MARS: A Motif-based Autoregressive Model for Retrosynthesis Prediction
This work addresses a key bottleneck in drug discovery by improving retrosynthesis prediction, though it is incremental as it builds on existing graph-generation approaches.
The paper tackles the problem of retrosynthesis prediction for drug discovery by proposing a motif-based autoregressive model that sequentially identifies reaction centers, generates synthons, and adds motifs to produce reactants, achieving significant outperformance over previous state-of-the-art algorithms on a benchmark dataset.

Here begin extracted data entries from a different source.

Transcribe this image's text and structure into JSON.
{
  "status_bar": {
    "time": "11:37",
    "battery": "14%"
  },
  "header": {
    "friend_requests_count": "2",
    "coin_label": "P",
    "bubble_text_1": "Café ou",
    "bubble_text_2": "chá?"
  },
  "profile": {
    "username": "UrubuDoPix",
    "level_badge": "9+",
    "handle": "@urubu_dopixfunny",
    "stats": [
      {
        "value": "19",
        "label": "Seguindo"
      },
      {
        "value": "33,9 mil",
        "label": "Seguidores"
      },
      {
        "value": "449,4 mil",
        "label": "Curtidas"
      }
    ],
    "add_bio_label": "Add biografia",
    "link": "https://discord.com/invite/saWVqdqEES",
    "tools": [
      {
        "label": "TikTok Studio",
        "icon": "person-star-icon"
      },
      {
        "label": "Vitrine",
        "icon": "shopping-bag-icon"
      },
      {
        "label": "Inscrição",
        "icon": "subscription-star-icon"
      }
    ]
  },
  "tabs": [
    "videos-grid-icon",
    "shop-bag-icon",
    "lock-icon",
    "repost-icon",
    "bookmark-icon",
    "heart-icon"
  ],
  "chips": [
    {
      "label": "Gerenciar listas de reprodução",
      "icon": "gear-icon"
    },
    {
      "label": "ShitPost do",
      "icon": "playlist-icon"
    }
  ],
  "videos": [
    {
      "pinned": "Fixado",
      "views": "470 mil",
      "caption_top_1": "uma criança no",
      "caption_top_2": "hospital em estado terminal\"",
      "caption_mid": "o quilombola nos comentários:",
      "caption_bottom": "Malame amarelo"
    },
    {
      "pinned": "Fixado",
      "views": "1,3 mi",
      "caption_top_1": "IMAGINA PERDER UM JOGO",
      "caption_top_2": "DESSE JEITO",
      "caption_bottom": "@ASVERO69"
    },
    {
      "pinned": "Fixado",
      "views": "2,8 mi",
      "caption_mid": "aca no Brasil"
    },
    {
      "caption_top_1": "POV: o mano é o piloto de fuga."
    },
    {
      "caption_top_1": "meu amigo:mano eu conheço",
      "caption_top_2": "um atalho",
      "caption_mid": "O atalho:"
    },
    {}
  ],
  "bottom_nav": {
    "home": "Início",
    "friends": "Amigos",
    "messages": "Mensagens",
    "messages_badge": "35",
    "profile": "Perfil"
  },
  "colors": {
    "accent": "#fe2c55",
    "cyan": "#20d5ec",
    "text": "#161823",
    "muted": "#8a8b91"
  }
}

Retrosynthesis is a major task for drug discovery. It is formulated as a graph-generating problem by many existing approaches. Specifically, these methods firstly identify the reaction center, and break target molecule accordingly to generate synthons. Reactants are generated by either adding atoms sequentially to synthon graphs or directly adding proper leaving groups. However, both two strategies suffer since adding atoms results in a long prediction sequence which increases generation difficulty, while adding leaving groups can only consider the ones in the training set which results in poor generalization. In this paper, we propose a novel end-to-end graph generation model for retrosynthesis prediction, which sequentially identifies the reaction center, generates the synthons, and adds motifs to the synthons to generate reactants. Since chemically meaningful motifs are bigger than atoms and smaller than leaving groups, our method enjoys lower prediction complexity than adding atoms and better generalization than adding leaving groups. Experiments on a benchmark dataset show that the proposed model significantly outperforms previous state-of-the-art algorithms.